2024年11月21日
労務・人事ニュース
賃金の連続増加で企業の雇用安定!毎月勤労統計調査が示す令和6年の給与動向
毎月勤労統計調査 令和6年9月分結果速報等(厚労省)
厚生労働省が発表した毎月勤労統計調査の令和6年9月速報によると、名目賃金の上昇が続き、物価上昇を上回る形で労働者の給与が増加しています。特に、5人以上の事業所における現金給与総額が前年同月比で2.8%増加し、292,551円に達しています。また、規模が30人以上の事業所では3.6%増の328,230円に達し、43カ月連続でプラスを記録しました。この結果は、安定した経済成長の下での労働環境の改善を示唆しており、企業側が従業員に対しての賃金引き上げを積極的に行っていることが読み取れます。
「きまって支給する給与」にも安定した伸びが見られ、前年同月比で2.4%増加し、283,358円となりました。さらに、「所定内給与」も2.6%の増加で264,194円に達し、31年8カ月ぶりの高い伸びを記録しました。これらのデータは、基本的な賃金が着実に増加していることを示しており、特別な残業手当やボーナスなどの一時金以外の通常給与がしっかりと支払われている点を強調しています。企業にとっては、労働者の離職防止とモチベーション向上のため、安定した給与支給の維持が重要です。
一般労働者に関しては、現金給与総額が前年同月比で2.6%増加し、372,881円となり、42カ月連続でプラス成長を記録しました。このカテゴリーにおいても、「所定内給与」が2.5%増の333,822円に達し、44カ月連続でプラスを示しました。特に中堅以上の企業においては、給与の安定と持続的な増加が求められており、このような長期的なプラス成長は、企業の持続的な成長にも大きな影響を与えます。

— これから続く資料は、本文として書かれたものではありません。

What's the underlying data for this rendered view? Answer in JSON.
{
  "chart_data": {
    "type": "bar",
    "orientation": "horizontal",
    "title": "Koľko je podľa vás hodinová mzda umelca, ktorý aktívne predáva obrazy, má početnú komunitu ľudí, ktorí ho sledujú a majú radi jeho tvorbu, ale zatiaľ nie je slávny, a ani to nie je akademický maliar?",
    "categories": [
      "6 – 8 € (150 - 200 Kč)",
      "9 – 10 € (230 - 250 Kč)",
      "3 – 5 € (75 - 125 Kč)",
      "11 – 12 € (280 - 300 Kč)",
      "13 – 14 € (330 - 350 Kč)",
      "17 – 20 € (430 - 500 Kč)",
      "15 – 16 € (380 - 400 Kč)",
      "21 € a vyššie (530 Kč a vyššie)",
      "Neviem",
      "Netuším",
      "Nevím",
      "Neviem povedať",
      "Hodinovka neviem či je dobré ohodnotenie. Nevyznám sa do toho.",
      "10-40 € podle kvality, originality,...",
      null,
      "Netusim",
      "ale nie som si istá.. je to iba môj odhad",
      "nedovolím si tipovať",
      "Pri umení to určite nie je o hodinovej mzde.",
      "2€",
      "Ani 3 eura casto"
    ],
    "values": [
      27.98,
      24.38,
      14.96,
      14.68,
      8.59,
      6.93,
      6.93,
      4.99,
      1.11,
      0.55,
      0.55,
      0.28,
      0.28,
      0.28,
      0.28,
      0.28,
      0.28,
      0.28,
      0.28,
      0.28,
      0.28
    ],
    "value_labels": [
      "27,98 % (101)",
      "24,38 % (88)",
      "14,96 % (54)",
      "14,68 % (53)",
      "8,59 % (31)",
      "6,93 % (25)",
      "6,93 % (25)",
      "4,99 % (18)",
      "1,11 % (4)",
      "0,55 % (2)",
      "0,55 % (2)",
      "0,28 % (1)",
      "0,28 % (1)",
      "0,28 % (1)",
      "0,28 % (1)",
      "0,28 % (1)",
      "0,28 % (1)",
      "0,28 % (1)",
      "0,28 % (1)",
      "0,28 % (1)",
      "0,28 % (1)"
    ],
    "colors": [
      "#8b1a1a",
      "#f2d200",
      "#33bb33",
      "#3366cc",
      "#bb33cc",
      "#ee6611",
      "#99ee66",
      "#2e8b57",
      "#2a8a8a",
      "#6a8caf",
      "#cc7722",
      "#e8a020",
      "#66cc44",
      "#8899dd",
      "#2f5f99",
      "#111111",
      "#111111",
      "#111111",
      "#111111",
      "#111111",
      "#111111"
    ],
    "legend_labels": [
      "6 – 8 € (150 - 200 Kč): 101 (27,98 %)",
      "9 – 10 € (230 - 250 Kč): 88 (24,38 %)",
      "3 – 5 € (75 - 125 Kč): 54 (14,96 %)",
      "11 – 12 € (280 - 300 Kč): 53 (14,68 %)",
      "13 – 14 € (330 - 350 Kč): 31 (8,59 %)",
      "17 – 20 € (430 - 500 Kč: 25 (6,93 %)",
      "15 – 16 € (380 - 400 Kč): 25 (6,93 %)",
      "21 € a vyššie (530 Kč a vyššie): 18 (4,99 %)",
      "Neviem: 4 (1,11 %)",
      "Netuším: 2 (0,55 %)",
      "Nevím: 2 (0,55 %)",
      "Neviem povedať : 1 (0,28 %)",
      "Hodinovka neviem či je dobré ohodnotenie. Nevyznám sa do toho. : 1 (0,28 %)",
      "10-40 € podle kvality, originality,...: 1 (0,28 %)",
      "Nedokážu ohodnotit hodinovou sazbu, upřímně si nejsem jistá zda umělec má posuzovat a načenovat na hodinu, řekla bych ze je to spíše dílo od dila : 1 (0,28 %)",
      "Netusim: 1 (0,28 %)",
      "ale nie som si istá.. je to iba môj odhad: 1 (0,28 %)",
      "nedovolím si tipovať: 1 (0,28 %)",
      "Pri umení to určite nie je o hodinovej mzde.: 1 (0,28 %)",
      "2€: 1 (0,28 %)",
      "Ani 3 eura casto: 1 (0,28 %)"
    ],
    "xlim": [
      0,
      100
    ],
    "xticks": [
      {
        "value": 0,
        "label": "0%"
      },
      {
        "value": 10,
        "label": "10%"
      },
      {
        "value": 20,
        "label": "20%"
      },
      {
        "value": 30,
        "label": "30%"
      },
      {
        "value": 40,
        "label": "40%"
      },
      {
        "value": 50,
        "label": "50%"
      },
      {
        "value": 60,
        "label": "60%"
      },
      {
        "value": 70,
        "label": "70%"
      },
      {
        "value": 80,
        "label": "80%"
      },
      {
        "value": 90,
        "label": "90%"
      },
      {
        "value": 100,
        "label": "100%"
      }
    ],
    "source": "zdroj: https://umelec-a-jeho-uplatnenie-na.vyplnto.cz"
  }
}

パートタイム労働者の時間当たり給与も増加傾向にあります。所定内給与としての時間当たり給与は1,345円で、前年同月比で4.3%増加し、39カ月連続でプラスを記録しました。パートタイム労働者の給与が上昇していることは、非正規雇用者に対する企業の待遇改善への意識の高まりを反映しており、労働市場全体の健全性向上にも寄与しています。これにより、企業は幅広い人材を安定的に確保しやすくなり、従業員の満足度や職場環境の改善につながります。
一方で、実質賃金指数は厳しい状況が続いています。物価上昇が続いているため、現金給与総額の実質賃金指数(令和2年平均を100とした場合)は83.2で、前年同月比で0.1%減少し、2カ月連続のマイナスを記録しました。特に30人以上の規模の事業所では81.4と、物価上昇の影響を受けやすい傾向にあります。企業にとっては、実質賃金が目減りしないよう物価上昇に見合った給与改定が重要な課題といえるでしょう。この結果は、消費者物価指数が前年同月比で2.9%上昇している影響が反映されています。
令和6年9月の調査では、夏季賞与の支給も重要なポイントとなっています。規模5人以上の事業所における労働者一人平均賞与額は414,515円で、前年同月比で2.3%増加しました。また、規模30人以上の事業所では478,814円と、4.2%の増加を示しました。この賞与の増加は、企業が従業員への還元意識を高めていることを示しており、特に大規模な企業でその傾向が顕著です。夏季賞与の増額により、従業員は短期間での消費意欲が高まり、これが経済全体の活性化にも寄与すると考えられます。
本調査に関するデータは、経済全体の指標としてだけでなく、企業の経営判断にも大いに参考になります。従業員のモチベーション向上や離職率低減、競争力の向上などを目指すためには、こうした給与やボーナスの支給傾向を把握し、柔軟な賃金制度を導入することが効果的です。特に物価の変動を意識した賃金改定は、実質的な給与水準を維持するために企業が検討すべき重要な項目といえます。
企業が安定した成長を遂げるためには、労働者に適切な報酬を提供し、生活の質を向上させることが不可欠です。政府統計が示す最新データをもとに、企業は競争力のある給与体系を構築し、さらなる成長を目指すべきです。